オトナだから愛せない
締めていたカーテンの隙間からでもチカチカと光が漏れて私にただただ恐怖を与える。
「え、もしかして、この辺に落ちたの……」
布団をぎゅっと握りしめる。小刻みに震える手が止まらない。
早く寝よう、寝てしまおう。

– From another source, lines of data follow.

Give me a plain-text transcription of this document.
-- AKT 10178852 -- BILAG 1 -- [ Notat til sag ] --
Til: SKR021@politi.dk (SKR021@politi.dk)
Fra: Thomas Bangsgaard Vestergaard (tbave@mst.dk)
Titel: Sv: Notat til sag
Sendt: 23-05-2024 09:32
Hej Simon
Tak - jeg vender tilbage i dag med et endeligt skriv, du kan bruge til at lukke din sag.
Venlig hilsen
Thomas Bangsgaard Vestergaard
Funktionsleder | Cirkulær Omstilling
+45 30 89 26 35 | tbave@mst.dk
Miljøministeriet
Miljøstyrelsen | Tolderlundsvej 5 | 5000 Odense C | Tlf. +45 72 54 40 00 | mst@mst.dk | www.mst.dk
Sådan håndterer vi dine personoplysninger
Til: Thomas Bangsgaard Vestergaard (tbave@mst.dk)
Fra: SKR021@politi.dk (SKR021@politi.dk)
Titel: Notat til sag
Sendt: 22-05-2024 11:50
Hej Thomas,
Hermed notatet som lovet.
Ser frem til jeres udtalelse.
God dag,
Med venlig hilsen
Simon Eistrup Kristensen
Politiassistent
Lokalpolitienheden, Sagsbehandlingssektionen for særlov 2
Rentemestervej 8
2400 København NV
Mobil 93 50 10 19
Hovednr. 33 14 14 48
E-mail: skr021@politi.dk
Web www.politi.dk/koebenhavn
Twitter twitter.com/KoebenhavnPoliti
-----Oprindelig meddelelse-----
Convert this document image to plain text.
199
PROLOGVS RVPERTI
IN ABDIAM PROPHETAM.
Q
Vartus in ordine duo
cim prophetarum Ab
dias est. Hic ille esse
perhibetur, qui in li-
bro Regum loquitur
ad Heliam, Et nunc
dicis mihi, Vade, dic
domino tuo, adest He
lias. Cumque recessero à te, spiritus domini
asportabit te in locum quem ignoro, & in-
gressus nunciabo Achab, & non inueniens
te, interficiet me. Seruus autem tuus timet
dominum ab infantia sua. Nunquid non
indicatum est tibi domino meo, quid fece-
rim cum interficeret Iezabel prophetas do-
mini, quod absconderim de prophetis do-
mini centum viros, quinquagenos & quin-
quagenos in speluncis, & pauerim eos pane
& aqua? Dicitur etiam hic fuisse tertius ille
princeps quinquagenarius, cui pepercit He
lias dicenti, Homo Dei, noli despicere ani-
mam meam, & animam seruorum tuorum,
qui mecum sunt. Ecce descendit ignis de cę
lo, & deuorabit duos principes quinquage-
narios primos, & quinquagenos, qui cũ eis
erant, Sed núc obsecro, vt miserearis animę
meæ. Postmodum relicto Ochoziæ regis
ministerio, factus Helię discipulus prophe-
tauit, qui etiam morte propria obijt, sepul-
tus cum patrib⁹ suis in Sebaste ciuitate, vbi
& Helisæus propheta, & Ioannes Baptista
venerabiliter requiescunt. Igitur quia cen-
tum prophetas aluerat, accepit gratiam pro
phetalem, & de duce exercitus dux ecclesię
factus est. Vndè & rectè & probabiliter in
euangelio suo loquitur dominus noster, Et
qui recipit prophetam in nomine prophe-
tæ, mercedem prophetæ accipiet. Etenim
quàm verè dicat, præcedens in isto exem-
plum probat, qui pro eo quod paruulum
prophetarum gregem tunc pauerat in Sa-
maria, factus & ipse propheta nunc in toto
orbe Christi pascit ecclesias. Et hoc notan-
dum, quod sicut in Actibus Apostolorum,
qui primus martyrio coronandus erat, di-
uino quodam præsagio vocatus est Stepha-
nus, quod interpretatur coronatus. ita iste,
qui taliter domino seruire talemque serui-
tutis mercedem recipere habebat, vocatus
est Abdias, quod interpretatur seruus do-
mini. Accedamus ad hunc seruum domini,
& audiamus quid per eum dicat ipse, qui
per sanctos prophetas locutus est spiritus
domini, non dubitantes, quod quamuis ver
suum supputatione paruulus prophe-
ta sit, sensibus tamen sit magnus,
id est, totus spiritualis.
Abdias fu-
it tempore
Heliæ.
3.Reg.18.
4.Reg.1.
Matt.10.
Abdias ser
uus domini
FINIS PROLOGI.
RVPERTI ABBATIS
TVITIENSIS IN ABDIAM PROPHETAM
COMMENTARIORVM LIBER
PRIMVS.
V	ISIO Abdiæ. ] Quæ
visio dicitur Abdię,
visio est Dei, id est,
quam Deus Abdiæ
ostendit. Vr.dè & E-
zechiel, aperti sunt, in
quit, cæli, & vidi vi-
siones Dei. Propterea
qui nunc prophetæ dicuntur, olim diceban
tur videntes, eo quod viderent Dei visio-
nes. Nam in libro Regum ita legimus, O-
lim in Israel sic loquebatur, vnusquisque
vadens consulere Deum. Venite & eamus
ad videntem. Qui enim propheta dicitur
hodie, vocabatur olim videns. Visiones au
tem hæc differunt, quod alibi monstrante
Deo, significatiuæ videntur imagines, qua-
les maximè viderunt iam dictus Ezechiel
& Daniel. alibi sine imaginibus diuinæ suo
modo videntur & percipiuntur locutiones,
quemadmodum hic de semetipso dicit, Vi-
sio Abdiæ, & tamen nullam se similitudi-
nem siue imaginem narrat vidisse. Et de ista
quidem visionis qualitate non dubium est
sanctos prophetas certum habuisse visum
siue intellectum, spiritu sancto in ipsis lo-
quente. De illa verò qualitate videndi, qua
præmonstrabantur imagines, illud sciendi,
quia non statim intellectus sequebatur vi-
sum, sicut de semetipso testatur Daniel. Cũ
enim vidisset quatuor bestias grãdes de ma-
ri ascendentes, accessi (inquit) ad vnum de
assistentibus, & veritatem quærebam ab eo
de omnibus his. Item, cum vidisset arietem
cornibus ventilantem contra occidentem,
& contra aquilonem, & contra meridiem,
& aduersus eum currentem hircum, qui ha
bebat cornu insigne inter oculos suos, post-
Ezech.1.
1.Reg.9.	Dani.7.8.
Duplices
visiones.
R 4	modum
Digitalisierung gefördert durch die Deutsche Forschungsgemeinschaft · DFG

朝になれば雷なんてどこかに行っているはずだ。
そう思うのに、それとは反対に私の目は冴えて全く寝付けない。
「……皐月、くん」
思わず、ぽつりと縋るように皐月くんの名前が溢れ落ちた。
皐月くんはきっとまだお仕事中だろう。高校生にもなって雷が怖いなんて情けない。
と、ピコン、と傍に置いていたスマホが鳴った。

画面に表示されたのは皐月くんの名前。まるで計ったかのようにナイスなタイミングでのそれに、あなたは流石ですか?ヒーローですか?と恐怖に支配されていた私の感情にそんなことを考えるゆとりが生まれた。
皐月くんに大丈夫じゃない怖いって言ったら、どうなるんだろう。冷たくあしらわれるのかな。それに皐月くんは明日も早くからお仕事だから迷惑になるわけにはいかない。